Developed in Birmingham was a season of events over the summer 2017 centred on two major exhibitions of early photography in the city, Thresholds, a virtual reality exhibition by Matt Collishaw and A White House on Paradise Street by Jo Gane, curated by Pete James and produced by Jenny Duffin.
I did two projects, a Speculative Cameras workshop on 19 August, using the history of the camera from obscuras to 3D modelling to explore artistic potentials, and a Camera Obscura Portrait Studio installed from 7 - 12 August with a workshop on the 12th. I also brought the Birmingham Camera Obscura out on 29 August to accompany a Cyanotypes workshop.
The Speculative Cameras workshop was indebted to the Golan Levin’s Experimental Capture workshop I attended in 2016 along with my own research as a BOM Fellow. We looked at cameras that did not fit the accepted definition of cameras and processes that did not necessarily produce photographs, to get us thinking about these tools in new and creative ways. Starting with the camera obscura as a process that can be made from a house or a cardboard box we also looked at making junk lenses from random transparent material to bend and warp light, photogrammetery to build 3D models from videos of objects, the infrared photography of Richard Mosse as an introduction to capturing light invisible to the human eye, and finished with a discussion about machine vision and machine learning techniques that were being bundled with the emerging artificial intelligence hype.
It was sold out and we had really good feedback.
3D scan of a participant, made by videoing them from all sides, extracting frames and processing them using Photoscan.

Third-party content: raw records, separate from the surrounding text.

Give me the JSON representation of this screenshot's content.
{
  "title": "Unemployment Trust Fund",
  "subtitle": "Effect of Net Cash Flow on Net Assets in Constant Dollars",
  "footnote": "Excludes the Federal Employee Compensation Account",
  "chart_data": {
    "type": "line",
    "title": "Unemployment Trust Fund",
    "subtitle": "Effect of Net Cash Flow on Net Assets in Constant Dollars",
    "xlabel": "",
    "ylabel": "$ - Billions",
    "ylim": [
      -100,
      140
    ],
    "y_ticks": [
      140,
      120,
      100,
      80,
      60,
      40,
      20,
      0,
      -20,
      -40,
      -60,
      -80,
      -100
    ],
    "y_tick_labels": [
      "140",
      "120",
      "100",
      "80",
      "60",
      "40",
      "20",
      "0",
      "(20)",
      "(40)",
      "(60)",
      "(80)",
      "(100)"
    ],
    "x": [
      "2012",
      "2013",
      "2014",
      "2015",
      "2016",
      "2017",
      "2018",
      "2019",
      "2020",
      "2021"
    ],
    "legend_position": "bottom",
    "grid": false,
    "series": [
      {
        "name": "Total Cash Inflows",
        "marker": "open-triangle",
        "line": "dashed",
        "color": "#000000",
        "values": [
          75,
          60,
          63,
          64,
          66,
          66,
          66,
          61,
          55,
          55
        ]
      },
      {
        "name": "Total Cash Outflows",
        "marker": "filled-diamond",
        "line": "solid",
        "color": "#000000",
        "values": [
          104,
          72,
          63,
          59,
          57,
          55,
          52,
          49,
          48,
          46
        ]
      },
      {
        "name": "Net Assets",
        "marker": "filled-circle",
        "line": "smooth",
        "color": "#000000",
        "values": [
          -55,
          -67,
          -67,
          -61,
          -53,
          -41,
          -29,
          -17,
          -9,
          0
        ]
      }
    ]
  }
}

The Camera Obscura Portrait Studio was an attempt to recreate David Hockney’s experiment documented in his book / TV show Secret Knowledge where he builds a camera obscura to prove his thesis that the Great Masters used optics in their work. I designed and built a tent within Birmingham Museum & Art Gallery with a lens at one end and drawing paper at the other. It was set to focus on people sitting in a chair so they could be sketched.

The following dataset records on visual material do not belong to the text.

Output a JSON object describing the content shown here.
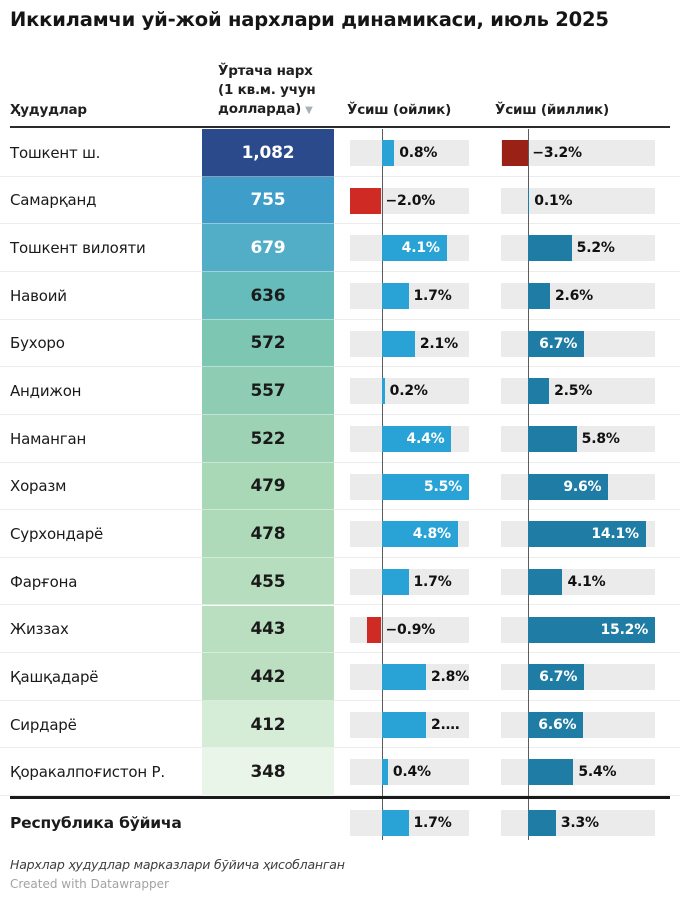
{
  "title": "Иккиламчи уй-жой нархлари динамикаси, июль 2025",
  "header": {
    "region": "Ҳудудлар",
    "price": [
      "Ўртача нарх",
      "(1 кв.м. учун",
      "долларда)"
    ],
    "sort_icon": "▼",
    "monthly": "Ўсиш (ойлик)",
    "yearly": "Ўсиш (йиллик)"
  },
  "colors": {
    "bar_monthly_positive": "#29a3d6",
    "bar_monthly_negative": "#d02a24",
    "bar_yearly_positive": "#1f7ca4",
    "bar_yearly_negative": "#9a2115",
    "bar_track": "#ebebeb",
    "axis_line": "#5c5c5c",
    "price_text_light": "#ffffff",
    "price_text_dark": "#1a1a1a"
  },
  "chart_data": {
    "type": "table",
    "title": "Иккиламчи уй-жой нархлари динамикаси, июль 2025",
    "columns": [
      "Ҳудудлар",
      "Ўртача нарх (1 кв.м. учун долларда)",
      "Ўсиш (ойлик)",
      "Ўсиш (йиллик)"
    ],
    "sorted_by": "Ўртача нарх (1 кв.м. учун долларда)",
    "monthly_axis_range": [
      -2.0,
      5.5
    ],
    "yearly_axis_range": [
      -3.4,
      15.2
    ],
    "rows": [
      {
        "region": "Тошкент ш.",
        "price": "1,082",
        "price_bg": "#2b4a8c",
        "price_text": "light",
        "monthly_pct": 0.8,
        "monthly_label": "0.8%",
        "yearly_pct": -3.2,
        "yearly_label": "−3.2%"
      },
      {
        "region": "Самарқанд",
        "price": "755",
        "price_bg": "#3f9dca",
        "price_text": "light",
        "monthly_pct": -2.0,
        "monthly_label": "−2.0%",
        "yearly_pct": 0.1,
        "yearly_label": "0.1%"
      },
      {
        "region": "Тошкент вилояти",
        "price": "679",
        "price_bg": "#52adc6",
        "price_text": "light",
        "monthly_pct": 4.1,
        "monthly_label": "4.1%",
        "yearly_pct": 5.2,
        "yearly_label": "5.2%"
      },
      {
        "region": "Навоий",
        "price": "636",
        "price_bg": "#66bcba",
        "price_text": "dark",
        "monthly_pct": 1.7,
        "monthly_label": "1.7%",
        "yearly_pct": 2.6,
        "yearly_label": "2.6%"
      },
      {
        "region": "Бухоро",
        "price": "572",
        "price_bg": "#7dc7b2",
        "price_text": "dark",
        "monthly_pct": 2.1,
        "monthly_label": "2.1%",
        "yearly_pct": 6.7,
        "yearly_label": "6.7%"
      },
      {
        "region": "Андижон",
        "price": "557",
        "price_bg": "#8ecdb4",
        "price_text": "dark",
        "monthly_pct": 0.2,
        "monthly_label": "0.2%",
        "yearly_pct": 2.5,
        "yearly_label": "2.5%"
      },
      {
        "region": "Наманган",
        "price": "522",
        "price_bg": "#9dd3b4",
        "price_text": "dark",
        "monthly_pct": 4.4,
        "monthly_label": "4.4%",
        "yearly_pct": 5.8,
        "yearly_label": "5.8%"
      },
      {
        "region": "Хоразм",
        "price": "479",
        "price_bg": "#a9d8b7",
        "price_text": "dark",
        "monthly_pct": 5.5,
        "monthly_label": "5.5%",
        "yearly_pct": 9.6,
        "yearly_label": "9.6%"
      },
      {
        "region": "Сурхондарё",
        "price": "478",
        "price_bg": "#aedab9",
        "price_text": "dark",
        "monthly_pct": 4.8,
        "monthly_label": "4.8%",
        "yearly_pct": 14.1,
        "yearly_label": "14.1%"
      },
      {
        "region": "Фарғона",
        "price": "455",
        "price_bg": "#b6ddbd",
        "price_text": "dark",
        "monthly_pct": 1.7,
        "monthly_label": "1.7%",
        "yearly_pct": 4.1,
        "yearly_label": "4.1%"
      },
      {
        "region": "Жиззах",
        "price": "443",
        "price_bg": "#badfc0",
        "price_text": "dark",
        "monthly_pct": -0.9,
        "monthly_label": "−0.9%",
        "yearly_pct": 15.2,
        "yearly_label": "15.2%"
      },
      {
        "region": "Қашқадарё",
        "price": "442",
        "price_bg": "#bcdfc1",
        "price_text": "dark",
        "monthly_pct": 2.8,
        "monthly_label": "2.8%",
        "yearly_pct": 6.7,
        "yearly_label": "6.7%"
      },
      {
        "region": "Сирдарё",
        "price": "412",
        "price_bg": "#d5ecd7",
        "price_text": "dark",
        "monthly_pct": 2.8,
        "monthly_label": "2.…",
        "yearly_pct": 6.6,
        "yearly_label": "6.6%"
      },
      {
        "region": "Қоракалпоғистон Р.",
        "price": "348",
        "price_bg": "#e9f5e8",
        "price_text": "dark",
        "monthly_pct": 0.4,
        "monthly_label": "0.4%",
        "yearly_pct": 5.4,
        "yearly_label": "5.4%"
      }
    ],
    "total_row": {
      "region": "Республика бўйича",
      "monthly_pct": 1.7,
      "monthly_label": "1.7%",
      "yearly_pct": 3.3,
      "yearly_label": "3.3%"
    }
  },
  "footnote": "Нархлар ҳудудлар марказлари бўйича ҳисобланган",
  "credit": "Created with Datawrapper"
}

It was not perfect, due mainly to the lack of light that week, but it worked and got a lot of attention with a good few hundred people coming through. On reflection it probably should have been built outside, but we didn’t have the venue for that.
The studio before its skin went on, showing the location of the lens and the drawing paper.
The studio blacked out and emblazoned with explanations of what this weird object is.
A long-exposure photo of the projection of someone sitting on the chair facing the studio, ready to be traced.
Thanks to Jenny Duffin, my collaborator on the Bham Obscura project, for her invaluable assistance in both these pieces.